Continuous temperature control. Refrigeration is frequently required to maintain product stability and efficacy during product transport as well as storage before and after processing.
Tight dose range. Doses range between a minimum required for sterility and a maximum allowable to maintain product efficacy. Universally, the range is narrow, often from 1.2 to 1.6.
Wright Medical Technology, a Tennessee-based orthopedic specialty company, uses an ebeam to sterilize demineralized bone products (DBM). “These products stimulate bone formation and are implantable in difficult locations during orthopedic surgery, or where extra assistance is needed to induce bone growth,” says Barbara Blum, senior project engineer in Wright's Biologics Development Department. “Electron beam processing minimizes damage to osteoinductive protein, which is vital to the effectiveness of DBM products.” She adds that EO is inappropriate for this type of product and gamma is more destructive of the critical protein than ebeam.

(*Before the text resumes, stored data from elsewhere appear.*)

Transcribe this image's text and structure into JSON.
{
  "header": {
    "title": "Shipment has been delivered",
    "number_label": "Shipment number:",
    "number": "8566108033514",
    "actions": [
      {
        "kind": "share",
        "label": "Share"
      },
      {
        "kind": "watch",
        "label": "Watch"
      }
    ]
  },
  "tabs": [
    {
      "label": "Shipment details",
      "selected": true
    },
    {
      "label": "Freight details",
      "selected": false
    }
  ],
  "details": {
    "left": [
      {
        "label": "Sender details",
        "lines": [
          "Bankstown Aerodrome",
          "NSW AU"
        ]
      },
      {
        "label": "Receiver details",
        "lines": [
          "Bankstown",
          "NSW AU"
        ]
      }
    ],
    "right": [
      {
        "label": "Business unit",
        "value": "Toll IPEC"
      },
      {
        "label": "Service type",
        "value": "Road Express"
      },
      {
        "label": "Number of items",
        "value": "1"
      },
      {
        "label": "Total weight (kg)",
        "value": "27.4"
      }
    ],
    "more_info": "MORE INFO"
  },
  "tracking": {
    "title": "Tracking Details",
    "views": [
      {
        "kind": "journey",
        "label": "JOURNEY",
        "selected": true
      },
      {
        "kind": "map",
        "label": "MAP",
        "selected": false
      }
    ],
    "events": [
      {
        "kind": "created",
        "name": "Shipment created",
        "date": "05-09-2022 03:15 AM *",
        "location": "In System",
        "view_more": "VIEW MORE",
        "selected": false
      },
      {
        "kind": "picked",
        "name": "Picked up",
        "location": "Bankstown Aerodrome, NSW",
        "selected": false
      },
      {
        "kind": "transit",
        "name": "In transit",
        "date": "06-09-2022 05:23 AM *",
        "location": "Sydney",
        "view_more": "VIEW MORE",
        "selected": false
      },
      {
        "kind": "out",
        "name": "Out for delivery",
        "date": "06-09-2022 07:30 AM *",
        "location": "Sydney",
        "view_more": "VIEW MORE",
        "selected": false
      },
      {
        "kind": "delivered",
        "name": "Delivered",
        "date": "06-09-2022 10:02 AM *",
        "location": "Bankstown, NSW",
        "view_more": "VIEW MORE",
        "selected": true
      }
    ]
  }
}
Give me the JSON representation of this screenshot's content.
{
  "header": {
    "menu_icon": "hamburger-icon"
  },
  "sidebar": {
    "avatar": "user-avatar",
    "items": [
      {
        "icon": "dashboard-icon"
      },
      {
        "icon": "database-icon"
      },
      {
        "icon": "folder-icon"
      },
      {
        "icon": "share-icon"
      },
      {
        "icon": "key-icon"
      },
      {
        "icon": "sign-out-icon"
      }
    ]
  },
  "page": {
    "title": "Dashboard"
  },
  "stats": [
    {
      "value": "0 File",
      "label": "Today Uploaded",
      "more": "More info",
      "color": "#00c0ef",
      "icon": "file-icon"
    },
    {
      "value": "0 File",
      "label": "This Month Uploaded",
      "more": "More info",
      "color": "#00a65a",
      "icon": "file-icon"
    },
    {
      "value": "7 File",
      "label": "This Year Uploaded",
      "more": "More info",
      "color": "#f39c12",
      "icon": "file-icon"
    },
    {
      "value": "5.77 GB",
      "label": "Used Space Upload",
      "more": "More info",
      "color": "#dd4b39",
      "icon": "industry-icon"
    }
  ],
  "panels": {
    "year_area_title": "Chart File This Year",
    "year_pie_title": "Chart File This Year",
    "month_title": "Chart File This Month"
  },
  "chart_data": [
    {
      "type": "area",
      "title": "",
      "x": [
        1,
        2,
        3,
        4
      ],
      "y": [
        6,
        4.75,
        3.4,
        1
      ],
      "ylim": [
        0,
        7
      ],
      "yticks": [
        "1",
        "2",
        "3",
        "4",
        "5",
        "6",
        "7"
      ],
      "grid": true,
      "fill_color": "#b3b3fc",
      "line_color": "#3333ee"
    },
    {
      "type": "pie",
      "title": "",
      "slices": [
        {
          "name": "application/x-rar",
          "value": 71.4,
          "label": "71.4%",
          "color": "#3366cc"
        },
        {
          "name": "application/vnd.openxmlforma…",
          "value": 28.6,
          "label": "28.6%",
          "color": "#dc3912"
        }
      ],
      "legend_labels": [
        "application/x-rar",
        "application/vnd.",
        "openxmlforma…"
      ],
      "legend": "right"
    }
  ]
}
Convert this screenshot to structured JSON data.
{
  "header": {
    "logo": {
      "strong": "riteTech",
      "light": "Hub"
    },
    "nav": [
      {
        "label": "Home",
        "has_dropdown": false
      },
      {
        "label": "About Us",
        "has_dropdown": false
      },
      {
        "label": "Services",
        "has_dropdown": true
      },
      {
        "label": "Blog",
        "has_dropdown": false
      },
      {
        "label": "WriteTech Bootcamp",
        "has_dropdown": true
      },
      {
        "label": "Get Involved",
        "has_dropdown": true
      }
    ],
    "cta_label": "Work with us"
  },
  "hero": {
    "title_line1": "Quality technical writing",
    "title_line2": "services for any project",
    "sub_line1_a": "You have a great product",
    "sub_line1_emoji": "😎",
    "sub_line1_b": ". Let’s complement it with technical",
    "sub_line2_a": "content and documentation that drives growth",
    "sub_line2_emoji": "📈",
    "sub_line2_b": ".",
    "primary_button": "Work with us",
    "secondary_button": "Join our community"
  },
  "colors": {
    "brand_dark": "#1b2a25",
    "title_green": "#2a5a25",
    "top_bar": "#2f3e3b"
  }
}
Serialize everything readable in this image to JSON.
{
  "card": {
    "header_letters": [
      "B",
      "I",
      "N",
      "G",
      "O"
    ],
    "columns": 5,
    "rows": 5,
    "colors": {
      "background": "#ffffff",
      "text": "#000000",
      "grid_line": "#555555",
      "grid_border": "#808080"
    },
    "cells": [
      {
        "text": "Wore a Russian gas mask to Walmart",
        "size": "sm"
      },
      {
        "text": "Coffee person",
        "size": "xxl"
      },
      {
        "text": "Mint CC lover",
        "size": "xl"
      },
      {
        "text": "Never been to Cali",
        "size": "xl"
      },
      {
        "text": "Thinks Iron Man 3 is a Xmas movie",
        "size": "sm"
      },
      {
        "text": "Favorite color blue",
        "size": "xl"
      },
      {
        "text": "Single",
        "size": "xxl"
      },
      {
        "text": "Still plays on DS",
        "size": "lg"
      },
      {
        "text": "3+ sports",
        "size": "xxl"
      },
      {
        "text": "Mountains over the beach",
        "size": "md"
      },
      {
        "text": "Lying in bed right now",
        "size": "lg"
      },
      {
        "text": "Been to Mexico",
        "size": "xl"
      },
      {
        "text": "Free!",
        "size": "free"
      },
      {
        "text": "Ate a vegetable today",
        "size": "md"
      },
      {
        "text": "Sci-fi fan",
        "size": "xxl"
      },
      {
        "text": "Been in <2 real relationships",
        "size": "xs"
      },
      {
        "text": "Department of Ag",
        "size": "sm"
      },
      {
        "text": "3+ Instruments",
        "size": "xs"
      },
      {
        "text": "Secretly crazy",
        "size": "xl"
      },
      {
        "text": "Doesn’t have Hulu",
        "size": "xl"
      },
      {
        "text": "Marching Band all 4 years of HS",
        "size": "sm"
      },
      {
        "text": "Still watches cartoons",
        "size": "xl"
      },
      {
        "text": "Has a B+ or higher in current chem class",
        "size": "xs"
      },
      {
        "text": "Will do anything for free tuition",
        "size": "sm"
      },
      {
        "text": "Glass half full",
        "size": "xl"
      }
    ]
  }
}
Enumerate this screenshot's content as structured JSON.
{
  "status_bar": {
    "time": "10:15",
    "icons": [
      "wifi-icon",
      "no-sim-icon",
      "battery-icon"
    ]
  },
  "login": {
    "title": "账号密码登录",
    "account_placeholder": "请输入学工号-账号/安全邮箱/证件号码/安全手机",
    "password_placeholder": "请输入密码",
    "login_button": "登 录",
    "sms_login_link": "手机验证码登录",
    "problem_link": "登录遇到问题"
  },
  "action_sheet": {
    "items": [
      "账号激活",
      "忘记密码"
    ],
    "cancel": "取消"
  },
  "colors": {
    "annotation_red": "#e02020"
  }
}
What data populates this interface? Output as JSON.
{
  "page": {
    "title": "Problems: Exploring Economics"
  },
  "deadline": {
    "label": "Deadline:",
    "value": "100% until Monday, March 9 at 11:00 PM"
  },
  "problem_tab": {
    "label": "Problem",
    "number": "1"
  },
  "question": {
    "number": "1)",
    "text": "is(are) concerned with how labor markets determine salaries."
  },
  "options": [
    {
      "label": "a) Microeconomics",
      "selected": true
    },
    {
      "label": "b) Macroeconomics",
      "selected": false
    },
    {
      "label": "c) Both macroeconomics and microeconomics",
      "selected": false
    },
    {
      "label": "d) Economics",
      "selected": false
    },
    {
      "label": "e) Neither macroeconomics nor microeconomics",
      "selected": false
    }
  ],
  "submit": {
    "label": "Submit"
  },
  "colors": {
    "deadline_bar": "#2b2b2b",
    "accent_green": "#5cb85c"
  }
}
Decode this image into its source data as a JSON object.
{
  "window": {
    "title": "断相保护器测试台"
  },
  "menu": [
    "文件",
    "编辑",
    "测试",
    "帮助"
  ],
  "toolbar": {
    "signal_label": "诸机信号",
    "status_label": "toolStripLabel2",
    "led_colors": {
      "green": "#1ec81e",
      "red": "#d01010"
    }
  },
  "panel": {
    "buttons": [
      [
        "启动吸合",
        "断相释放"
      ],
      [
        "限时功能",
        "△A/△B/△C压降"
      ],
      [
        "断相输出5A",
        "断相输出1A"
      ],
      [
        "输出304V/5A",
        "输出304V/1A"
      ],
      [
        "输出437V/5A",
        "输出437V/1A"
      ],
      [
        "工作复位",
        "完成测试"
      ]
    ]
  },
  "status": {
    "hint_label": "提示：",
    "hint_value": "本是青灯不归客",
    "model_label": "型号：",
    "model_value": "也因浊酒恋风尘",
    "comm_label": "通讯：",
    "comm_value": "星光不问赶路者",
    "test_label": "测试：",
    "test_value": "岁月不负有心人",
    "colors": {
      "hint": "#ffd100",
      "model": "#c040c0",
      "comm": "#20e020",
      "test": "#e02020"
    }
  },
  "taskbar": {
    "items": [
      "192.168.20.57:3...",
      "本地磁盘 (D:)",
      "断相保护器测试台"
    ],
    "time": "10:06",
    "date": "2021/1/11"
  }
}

Similar comments are made by Synovis Surgical Innovations Manager of R&D Sheila Kelly. Her company manufactures products made from bovine pericardium that are sterilized by ebeam. “The company's largest sterilization challenge, especially in the collagen matrix product, is to protect against sterilization-caused tissue damage,” says Kelly. “Steam sterilization cannot be used because of its destructive high temperatures, and EO is inappropriate. Electron beam, however, causes few detrimental effects and allows for individual unit processing, thus ensuring well-controlled and extremely narrow dose ranges.”
Electron beam processing in the medical device, pharmaceutical, and tissue industries has come a long way in the last 15 years. Well into the future, the body of knowledge relative to electron beam technology and its application to niche products will continue to increase.